Alltag für Anästhesisten: Geistesgegenwärtig und schnell reagieren
„Bei einer Operation können jederzeit Komplikationen auftreten“, meint sie. Permanente Wachsamkeit, Geistesgegenwart und ausgeprägte Stressresistenz sind extrem wichtig. Schließlich muss ein Anästhesist schnell mit unerwarteten Gegebenheiten fertig werden. Doch auch andere Fähigkeiten sind gefragt. „Im Vorfeld einer Operation müssen oft verschiedene Zugänge und Katheter gelegt werden. Das verlangt manuelle Geschicklichkeit, ebenso wie die Intubation“, erläutert die 40-Jährige. Kommunikative Kompetenz und Einfühlungsvermögen helfen, dem Patienten im Vorgespräch eines Eingriffs Ängste und Sorgen zu nehmen.

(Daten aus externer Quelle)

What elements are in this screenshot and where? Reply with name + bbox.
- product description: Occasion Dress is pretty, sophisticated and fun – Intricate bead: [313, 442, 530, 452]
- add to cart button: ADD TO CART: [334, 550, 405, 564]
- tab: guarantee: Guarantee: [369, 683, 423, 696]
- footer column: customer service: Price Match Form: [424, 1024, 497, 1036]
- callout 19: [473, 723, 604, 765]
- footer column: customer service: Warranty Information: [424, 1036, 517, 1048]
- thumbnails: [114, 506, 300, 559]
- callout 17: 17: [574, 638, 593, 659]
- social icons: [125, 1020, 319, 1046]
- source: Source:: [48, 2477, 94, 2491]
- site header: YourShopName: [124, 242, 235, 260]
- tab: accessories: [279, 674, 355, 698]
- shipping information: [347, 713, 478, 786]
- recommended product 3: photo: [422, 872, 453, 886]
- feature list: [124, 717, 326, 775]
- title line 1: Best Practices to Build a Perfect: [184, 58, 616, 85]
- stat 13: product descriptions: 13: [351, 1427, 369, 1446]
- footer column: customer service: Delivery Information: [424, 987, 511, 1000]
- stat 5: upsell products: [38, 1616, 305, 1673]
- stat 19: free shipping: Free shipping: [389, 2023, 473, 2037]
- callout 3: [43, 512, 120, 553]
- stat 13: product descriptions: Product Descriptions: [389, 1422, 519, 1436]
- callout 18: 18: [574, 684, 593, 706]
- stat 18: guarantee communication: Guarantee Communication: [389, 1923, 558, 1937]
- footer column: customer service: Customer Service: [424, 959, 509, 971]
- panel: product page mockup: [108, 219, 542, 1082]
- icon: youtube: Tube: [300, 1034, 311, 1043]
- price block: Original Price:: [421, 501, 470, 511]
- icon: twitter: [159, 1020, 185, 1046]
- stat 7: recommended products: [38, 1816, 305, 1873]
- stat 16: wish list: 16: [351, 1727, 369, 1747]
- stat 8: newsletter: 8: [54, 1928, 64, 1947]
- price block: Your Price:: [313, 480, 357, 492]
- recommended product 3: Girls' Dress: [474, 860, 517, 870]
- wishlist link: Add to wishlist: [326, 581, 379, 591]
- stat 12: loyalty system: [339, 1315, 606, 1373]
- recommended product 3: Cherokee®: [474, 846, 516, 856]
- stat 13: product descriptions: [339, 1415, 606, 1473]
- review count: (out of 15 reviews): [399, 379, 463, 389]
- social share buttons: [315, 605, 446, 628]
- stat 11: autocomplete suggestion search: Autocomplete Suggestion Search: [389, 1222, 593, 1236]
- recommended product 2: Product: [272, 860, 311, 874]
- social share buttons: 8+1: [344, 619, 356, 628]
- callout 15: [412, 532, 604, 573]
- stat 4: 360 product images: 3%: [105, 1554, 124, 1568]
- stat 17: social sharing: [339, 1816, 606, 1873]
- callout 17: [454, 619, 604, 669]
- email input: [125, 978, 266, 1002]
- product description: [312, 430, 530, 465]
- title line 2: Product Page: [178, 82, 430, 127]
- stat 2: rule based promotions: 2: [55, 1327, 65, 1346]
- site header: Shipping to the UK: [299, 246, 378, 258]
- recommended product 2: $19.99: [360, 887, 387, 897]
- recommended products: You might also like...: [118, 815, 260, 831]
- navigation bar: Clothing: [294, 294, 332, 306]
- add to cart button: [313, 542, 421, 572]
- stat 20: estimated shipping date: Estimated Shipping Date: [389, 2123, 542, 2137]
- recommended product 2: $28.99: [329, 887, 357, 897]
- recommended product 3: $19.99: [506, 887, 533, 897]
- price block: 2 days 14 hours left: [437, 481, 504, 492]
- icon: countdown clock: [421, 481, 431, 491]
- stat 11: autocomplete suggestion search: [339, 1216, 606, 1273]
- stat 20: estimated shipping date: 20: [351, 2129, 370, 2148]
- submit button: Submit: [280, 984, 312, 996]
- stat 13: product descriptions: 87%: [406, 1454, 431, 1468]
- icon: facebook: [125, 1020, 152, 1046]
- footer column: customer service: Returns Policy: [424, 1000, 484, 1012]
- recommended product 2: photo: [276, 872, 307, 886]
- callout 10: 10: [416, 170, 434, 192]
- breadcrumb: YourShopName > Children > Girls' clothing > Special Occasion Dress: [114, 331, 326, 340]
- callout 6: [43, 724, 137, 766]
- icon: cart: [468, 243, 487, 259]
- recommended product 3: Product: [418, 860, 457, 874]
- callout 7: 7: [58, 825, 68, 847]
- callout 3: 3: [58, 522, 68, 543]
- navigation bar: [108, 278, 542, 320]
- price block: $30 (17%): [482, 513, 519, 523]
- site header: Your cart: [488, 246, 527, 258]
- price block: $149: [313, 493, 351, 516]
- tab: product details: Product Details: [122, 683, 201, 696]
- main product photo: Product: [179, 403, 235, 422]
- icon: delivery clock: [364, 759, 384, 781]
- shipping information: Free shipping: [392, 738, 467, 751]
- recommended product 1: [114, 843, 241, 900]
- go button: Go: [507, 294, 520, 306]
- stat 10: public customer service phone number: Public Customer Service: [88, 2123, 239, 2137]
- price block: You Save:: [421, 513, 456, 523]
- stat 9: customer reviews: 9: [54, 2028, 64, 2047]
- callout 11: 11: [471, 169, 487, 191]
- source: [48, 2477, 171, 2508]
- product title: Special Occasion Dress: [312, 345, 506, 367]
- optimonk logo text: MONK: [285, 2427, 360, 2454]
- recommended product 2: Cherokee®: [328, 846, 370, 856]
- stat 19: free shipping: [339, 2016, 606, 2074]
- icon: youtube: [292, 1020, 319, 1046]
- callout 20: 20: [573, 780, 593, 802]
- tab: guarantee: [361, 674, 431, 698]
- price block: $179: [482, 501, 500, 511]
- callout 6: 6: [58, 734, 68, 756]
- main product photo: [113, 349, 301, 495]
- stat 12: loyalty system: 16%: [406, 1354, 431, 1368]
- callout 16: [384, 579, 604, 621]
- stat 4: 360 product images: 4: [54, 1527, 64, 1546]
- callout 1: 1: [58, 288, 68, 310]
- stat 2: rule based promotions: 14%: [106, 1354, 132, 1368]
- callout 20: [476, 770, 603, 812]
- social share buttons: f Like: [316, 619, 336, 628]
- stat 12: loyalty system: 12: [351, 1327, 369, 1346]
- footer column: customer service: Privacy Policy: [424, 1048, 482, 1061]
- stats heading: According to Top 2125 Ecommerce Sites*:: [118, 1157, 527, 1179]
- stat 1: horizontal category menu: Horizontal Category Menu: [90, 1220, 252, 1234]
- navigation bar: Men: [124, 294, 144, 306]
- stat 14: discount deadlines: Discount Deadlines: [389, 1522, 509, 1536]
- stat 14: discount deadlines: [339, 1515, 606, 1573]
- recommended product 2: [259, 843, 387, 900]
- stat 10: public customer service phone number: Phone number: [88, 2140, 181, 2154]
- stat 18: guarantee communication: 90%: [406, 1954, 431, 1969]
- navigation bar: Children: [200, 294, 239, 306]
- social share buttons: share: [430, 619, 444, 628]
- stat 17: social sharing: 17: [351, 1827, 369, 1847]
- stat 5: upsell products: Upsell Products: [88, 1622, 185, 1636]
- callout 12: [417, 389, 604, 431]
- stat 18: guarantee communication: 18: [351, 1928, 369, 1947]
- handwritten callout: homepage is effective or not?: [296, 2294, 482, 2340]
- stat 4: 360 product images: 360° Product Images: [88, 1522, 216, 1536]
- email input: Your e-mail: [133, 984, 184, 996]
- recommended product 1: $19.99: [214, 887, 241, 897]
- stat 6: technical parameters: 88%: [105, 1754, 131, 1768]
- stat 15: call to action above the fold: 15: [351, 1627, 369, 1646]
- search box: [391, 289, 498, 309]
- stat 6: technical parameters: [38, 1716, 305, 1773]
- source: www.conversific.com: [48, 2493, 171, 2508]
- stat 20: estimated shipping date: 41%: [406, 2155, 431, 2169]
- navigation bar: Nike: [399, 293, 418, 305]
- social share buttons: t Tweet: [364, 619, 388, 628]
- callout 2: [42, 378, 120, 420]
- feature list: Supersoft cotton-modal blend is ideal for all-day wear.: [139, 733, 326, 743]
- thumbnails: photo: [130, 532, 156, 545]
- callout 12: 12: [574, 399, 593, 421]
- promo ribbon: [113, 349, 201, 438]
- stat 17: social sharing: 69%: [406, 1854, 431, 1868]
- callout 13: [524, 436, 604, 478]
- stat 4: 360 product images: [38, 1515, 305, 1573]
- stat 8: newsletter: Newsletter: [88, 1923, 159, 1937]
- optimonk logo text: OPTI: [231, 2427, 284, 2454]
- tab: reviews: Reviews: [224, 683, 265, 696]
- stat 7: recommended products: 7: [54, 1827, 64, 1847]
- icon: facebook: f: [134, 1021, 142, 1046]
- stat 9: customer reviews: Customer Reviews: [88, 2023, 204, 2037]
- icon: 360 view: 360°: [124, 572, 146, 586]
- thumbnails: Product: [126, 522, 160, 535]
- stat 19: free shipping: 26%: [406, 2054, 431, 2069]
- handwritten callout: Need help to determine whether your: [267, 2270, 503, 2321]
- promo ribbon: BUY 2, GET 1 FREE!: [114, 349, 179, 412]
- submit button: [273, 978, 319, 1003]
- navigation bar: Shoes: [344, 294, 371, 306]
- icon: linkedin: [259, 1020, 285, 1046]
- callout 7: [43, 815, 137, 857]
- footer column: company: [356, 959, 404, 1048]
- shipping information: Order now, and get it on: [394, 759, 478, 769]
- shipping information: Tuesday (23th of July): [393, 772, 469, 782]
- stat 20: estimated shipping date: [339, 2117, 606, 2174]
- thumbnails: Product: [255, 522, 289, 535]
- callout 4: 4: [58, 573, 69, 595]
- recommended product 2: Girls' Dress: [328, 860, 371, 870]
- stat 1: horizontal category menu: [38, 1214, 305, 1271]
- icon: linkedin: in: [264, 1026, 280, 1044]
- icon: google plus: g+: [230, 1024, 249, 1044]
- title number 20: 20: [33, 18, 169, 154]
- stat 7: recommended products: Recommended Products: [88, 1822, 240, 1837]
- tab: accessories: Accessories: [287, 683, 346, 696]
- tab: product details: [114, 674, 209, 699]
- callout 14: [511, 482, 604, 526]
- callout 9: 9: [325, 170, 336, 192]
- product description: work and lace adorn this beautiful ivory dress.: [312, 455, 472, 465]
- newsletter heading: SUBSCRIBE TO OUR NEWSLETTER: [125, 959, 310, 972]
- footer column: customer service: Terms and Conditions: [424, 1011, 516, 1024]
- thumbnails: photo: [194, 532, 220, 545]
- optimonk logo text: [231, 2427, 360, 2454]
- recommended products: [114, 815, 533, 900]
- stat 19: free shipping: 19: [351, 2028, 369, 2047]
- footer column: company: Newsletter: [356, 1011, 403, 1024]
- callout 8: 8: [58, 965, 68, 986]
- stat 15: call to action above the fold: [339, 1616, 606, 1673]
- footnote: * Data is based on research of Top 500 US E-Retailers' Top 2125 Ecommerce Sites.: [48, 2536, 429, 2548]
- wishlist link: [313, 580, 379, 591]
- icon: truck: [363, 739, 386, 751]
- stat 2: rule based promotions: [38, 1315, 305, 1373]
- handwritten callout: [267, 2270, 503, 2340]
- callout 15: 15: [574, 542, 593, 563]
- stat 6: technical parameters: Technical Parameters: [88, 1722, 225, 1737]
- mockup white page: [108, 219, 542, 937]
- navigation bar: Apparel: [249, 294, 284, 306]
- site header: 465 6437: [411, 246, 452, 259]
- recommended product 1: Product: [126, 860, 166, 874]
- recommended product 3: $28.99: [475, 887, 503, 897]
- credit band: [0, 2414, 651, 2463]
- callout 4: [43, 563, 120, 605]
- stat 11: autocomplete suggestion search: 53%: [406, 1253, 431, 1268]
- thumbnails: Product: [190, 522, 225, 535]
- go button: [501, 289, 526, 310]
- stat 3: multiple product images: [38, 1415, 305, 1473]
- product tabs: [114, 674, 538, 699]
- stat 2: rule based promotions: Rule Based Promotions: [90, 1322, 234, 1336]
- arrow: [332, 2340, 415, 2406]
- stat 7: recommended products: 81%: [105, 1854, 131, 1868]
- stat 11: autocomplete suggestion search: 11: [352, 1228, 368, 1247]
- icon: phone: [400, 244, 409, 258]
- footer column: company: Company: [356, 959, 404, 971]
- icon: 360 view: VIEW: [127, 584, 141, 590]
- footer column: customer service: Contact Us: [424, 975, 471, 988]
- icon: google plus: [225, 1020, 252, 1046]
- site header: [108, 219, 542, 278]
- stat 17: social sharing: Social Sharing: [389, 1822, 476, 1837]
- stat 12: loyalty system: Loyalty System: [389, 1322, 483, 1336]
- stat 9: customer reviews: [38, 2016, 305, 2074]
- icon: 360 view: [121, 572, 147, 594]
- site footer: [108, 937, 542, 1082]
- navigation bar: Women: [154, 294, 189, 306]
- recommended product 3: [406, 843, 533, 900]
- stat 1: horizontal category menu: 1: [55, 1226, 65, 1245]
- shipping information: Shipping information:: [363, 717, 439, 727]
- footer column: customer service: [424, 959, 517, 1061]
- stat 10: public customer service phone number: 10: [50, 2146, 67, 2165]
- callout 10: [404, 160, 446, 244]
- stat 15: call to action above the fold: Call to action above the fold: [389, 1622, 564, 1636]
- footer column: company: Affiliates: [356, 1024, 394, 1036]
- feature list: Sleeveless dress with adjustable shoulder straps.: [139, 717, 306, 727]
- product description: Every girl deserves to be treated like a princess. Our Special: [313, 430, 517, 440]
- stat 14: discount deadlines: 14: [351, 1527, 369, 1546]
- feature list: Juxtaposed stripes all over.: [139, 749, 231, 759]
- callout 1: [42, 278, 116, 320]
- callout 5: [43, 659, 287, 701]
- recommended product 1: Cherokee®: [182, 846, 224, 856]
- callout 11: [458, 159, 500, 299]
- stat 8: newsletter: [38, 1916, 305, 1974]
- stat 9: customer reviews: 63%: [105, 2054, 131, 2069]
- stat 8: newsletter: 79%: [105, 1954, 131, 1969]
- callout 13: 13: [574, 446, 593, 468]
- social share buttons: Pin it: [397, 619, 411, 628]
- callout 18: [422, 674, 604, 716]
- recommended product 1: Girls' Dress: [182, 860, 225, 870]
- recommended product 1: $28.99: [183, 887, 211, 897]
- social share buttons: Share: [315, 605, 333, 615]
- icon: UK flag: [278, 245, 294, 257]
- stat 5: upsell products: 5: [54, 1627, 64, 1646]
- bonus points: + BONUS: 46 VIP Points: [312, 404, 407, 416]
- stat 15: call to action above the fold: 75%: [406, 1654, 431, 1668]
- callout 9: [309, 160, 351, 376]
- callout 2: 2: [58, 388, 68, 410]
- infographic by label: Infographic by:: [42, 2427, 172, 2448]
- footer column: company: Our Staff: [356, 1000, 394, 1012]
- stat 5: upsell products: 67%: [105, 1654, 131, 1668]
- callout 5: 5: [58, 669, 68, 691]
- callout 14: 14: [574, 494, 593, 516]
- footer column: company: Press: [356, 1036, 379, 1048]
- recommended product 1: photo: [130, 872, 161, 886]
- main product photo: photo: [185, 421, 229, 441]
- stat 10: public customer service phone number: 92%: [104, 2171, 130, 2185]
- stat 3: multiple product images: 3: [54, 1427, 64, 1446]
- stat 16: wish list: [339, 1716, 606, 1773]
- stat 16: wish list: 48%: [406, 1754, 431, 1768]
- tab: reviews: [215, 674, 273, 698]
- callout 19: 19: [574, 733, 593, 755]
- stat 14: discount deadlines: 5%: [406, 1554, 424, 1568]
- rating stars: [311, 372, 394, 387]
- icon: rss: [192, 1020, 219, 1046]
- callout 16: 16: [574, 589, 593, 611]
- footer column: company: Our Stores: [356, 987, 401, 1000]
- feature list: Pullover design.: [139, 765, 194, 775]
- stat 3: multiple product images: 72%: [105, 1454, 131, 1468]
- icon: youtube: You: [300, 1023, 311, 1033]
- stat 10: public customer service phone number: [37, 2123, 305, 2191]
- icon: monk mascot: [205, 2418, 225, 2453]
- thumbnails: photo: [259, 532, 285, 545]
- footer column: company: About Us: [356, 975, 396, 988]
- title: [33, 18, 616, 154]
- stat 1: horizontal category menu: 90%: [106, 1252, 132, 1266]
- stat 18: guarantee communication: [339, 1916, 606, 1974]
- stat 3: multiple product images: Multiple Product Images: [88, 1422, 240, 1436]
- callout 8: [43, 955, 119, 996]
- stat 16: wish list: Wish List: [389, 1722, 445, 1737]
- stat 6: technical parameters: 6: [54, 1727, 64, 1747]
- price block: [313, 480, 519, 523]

Interdisziplinäre Zusammenarbeit und breites Spektrum an Patienten

„Gerade die Zusammenarbeit mit anderen Abteilungen finde ich sehr spannend“, bemerkt Hinrichs. Operateure aus der Gynäkologie, Urologie, Chirurgie, aber auch der HNO oder Ophthalmologie zählt sie beispielsweise zu ihren Kollegen. „Der Blick über den Tellerrand hinaus ist schon allein deswegen wichtig, weil ich wissen muss, wie die Operationen in den unterschiedlichen Disziplinen ablaufen.“ Die fächerübergreifende Kooperation bringt es mit sich, dass die unterschiedlichsten Patiententypen mit verschiedenen Krankheitsbildern zu ihrer Klientel gehören.